With the explosion of digital technology, the production of shorts, documentaries and feature films has taken a quantum leap. On the one hand, seniors who had earlier believed that nothing could replace the magic of celluloid have had to adjust to the new climate. On the other hand, a generation of debut filmmakers has emerged with radical ideas in both content and treatment. But the question survives as to how many can survive the uncertainties of filmmaking. The early years involve a grim struggle unless there are exceptions like Aditya Bikram Sengupta, who stormed into the mainstream with Asha Jaowar Majhe. The real inspiration that a debutant derives from such a response is that the film not only appeals to a home audience but hits circuits all over the world through countless festivals that provide a platform for small films.

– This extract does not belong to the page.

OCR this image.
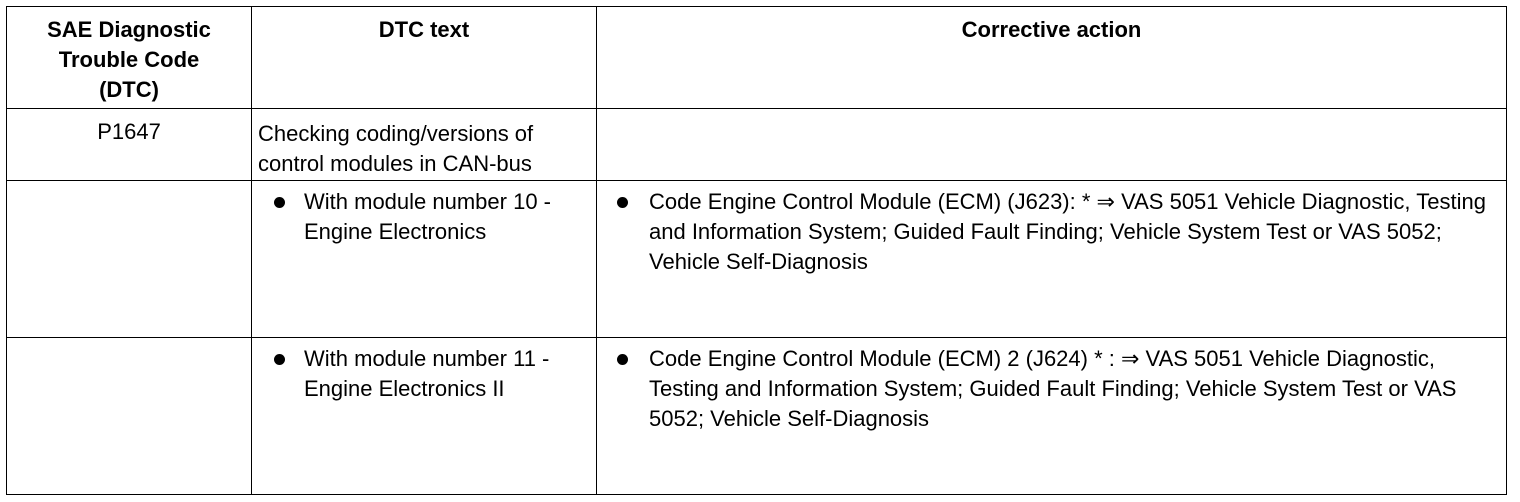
SAE Diagnostic Trouble Code (DTC)	DTC text	Corrective action
P1647	Checking coding/versions of control modules in CAN-bus	

	With module number 10 - Engine Electronics	Code Engine Control Module (ECM) (J623): * ⇒ VAS 5051 Vehicle Diagnostic, Testing and Information System; Guided Fault Finding; Vehicle System Test or VAS 5052; Vehicle Self-Diagnosis

	With module number 11 - Engine Electronics II	Code Engine Control Module (ECM) 2 (J624) * : ⇒ VAS 5051 Vehicle Diagnostic, Testing and Information System; Guided Fault Finding; Vehicle System Test or VAS 5052; Vehicle Self-Diagnosis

The global market opens new windows in terms of commercial support. There are several first-timers like Sengupta who have impressed foreign audiences to an extent where they get funding for their next work. Several festivals have what is called a pitching session where producers listen to ideas and scriptswith keen interest.

It gives aspiring filmmakers a chance to sell their ideas. Even otherwise, there are openings for shorts and documentaries that never existed before. The Kolkata Film Festival is getting bigger with the presence of Bollywood icons and foreign visitors. It now provides an opening for beginners with the added incentive of handsome prizes — an opportunity that many have grabbed.

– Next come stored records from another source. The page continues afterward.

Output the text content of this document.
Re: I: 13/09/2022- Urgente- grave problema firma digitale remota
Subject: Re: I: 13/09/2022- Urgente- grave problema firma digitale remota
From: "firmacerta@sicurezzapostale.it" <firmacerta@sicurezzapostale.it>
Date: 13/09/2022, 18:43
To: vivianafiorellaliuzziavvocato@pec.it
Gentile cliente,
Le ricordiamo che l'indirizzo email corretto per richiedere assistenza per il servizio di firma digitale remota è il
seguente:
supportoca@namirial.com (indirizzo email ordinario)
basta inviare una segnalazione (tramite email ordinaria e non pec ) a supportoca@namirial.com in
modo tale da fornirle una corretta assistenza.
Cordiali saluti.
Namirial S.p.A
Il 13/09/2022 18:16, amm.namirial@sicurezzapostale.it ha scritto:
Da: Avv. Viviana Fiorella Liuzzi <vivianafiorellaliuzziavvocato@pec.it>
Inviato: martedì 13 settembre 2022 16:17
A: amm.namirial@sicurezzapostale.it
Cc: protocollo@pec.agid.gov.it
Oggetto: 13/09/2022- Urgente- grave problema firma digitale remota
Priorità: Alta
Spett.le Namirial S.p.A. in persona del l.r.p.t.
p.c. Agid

Predictably, much of what is received is amateurish. At the same time, there are bright spots with the clear prospect of at least some of the newcomers striking firm roots. All this became evident when there was a strong Indian contribution to the 14th Kalpanirjhar International Short Fiction Festival, which has a permanent venue and a fixed date in Kolkata — 1 November at the Max Mueller Bhavan. It is perhaps the only festival of its kind in India and survives on the support it has been getting from the Goethe Institute and Caring Minds. But the fact that it has been around for 14 years confirms the enthusiasm it has generated and is here to stay.

There are countless young people who have acquired a passion for cinema and have discovered that a bit of resourcefulness added to the passion can result in films with a running time of anything between three and 30 minutes. Even a short film with an interesting idea or story can pave the way for a bigger future.

Essentially, however, the festival has an academic interest and uniqueness that find audiences thronging to see more than 100 films from nearly 30 countries.

What distinguishes Kalpanirjhar is the opportunity to be updated on the global scenario for short fiction films. The format is a test is more ways than one — the ability to tell a story with precision and purpose and to work meaningfully within a limited time-frame. It is a form that has developed with exciting results in Europe and has now come to India through predominantly independent channels.  There is an inspiring sense of freedom and freshness that is an integral part of short fiction films. France was the country focus while the selections from Berlinale and Capalbio revealed the lively spirit in which these shorts are made. The tone ranges from comic insights into life to more serious issues. M Seeks F, for instance, is a 12-minute investigation of a creative crisis during which a painter needs to find his muse. This contrasts sharply with the hilarious portrait of a disjointed world in a series of films that Pierre Etaix made more than 50 years ago.

Particularly enjoyable was Happy Anniversary, where the great occasion for the couple is cruelly, but hilariously, killed by a traffic jam. The actor-director needs no language for the gags that are pulled off with an extraordinary sense of timing and inevitability.

Much the same impression survives in the packages received from Berlinale and Capalbio. There are small stories of human interest as well as animation films that offer telling comments on human conduct. But the most interesting takeaway from the festival is the contribution from young Indian debutants. Here we find a virtual explosion of offbeat ideas that can only be expressed in the short fiction format.

Prantik Basu’s Sokhisona was adjudged the best entry this year. But there were quite a number that revealed exciting prospects. A Silly Game makes a telling comment on how the seeds of violence are sown in the minds of children. Hundred Rupees talks about the deep-rooted menace of corruption in a compact

nine-minute capsule, while a 12-minute film sheds light on how IT will control human life 13 years from now.

Interestingly, Soumitra Chatterjee, after his experience of Ahalya, returns to the same format in The Lone Traveller, where he plays a veteran actor and playwright sustaining a zest for life. Fortunately, many of these films will be seen in the Kolkata Film Festival as well. But the most inspiring aspect of Kalpanirjhar is the discovery of those with genuine talent who stand out in the crowd.